Only Believe

When Jesus returned from the more deserted side of Lake Galilee, he was approached by a temple ruler, Jairus by name. The man threw himself upon Jesus, and begged him, "Good Teacher, come help my young daughter! She lies at the point of death." Immediately, Jesus went with Jairus, and they were followed by a great number of curious people.

But before they push through the crowded streets that led to the rich man's house, servants came with this message: "Do not trouble Jesus any further. Your daughter is dead."

The man's heart broke with sorrow, but Jesus comforted him, saying: "Do not fear. Only believe." Having said this, they continued on to the place where his daughter was lying.

The waking of Jairus' daughter
Pen and brush drawing; 19.8 x 19.8 cm; c. 1655-60
Berlin, Kupferstichkabinett der Staatlichen Museen

Arriving at the house, they had to press through a great many mourners. Hired by the family, as was the custom of that time, these professional mourners were casting up a great wailing to grieve the departure of Jairus' daughter. Jesus called to them, "Why are you making such a commotion? The child is not dead, but sleeping."

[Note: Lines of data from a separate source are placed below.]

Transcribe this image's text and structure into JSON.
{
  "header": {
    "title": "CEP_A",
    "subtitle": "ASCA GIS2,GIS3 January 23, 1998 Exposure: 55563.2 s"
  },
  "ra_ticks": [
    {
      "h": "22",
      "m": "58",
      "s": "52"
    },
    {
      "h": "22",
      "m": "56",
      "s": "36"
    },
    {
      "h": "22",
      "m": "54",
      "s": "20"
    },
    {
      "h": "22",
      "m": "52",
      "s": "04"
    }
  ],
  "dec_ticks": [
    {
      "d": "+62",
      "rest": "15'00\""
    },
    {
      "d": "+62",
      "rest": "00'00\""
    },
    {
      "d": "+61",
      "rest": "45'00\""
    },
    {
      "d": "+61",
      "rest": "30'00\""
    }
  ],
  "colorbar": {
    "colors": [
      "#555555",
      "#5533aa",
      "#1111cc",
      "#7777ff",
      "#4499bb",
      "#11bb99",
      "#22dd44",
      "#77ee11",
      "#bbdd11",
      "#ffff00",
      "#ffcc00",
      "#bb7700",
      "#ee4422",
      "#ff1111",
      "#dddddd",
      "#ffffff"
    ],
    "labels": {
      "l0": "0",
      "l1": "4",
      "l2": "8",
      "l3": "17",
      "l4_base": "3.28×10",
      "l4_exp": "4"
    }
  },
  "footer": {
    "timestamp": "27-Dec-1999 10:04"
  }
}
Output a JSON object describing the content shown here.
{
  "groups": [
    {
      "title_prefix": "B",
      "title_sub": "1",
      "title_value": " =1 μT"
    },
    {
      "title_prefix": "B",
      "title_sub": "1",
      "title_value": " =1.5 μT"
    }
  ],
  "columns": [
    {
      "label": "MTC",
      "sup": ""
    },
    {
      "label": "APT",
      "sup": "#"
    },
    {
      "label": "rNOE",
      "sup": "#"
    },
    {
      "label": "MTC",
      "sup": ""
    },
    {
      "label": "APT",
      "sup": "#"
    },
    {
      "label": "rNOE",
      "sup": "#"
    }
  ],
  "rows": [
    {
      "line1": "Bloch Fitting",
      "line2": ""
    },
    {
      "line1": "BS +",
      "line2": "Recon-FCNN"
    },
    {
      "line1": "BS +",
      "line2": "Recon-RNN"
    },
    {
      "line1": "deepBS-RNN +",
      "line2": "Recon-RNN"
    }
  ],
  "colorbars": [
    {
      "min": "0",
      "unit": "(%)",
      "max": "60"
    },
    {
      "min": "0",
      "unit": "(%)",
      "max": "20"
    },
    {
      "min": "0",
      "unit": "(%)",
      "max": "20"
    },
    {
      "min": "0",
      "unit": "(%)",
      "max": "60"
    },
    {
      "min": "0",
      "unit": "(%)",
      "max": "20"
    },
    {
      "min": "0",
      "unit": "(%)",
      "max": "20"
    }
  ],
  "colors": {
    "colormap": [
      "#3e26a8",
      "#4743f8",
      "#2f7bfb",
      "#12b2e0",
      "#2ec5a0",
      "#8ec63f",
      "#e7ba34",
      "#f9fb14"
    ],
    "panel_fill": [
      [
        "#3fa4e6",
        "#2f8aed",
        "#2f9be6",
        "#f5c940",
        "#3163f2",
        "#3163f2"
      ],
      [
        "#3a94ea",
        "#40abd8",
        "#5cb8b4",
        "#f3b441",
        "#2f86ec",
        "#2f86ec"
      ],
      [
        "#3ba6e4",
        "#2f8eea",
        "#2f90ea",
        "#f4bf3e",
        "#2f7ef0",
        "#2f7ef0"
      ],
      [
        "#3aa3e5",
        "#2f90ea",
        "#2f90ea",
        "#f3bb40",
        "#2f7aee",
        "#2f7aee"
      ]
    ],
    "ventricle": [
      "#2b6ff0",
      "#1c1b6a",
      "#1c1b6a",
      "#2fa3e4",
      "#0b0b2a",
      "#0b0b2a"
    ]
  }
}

Then he commanded that all of the mourners be put outside of the house. He entered the girl's room, and said to her, "Talitha, cumi," which is translated, "Little girl, arise." Immediately, the disciple Mark records in his Gospel, the young girl arose and was able to walk. "Give her something to eat," Jesus said to the astonished family.

Matthew reports that Jesus departed for the northern region known as Tyre and Sidon, close to the border of modern-day Lebanon. A woman of Canaan approached Jesus and said, "Have mercy on me Son of David! My daughter is possessed by demons!"

At first, Jesus seemed to disregard the woman's cries. Undaunted, she pursued him, and called after him even more.

"O woman," Jesus said, turning then to her, "Great is your faith. Let it be to you as you have prayed." Reports followed that her daughter was set free from that very hour.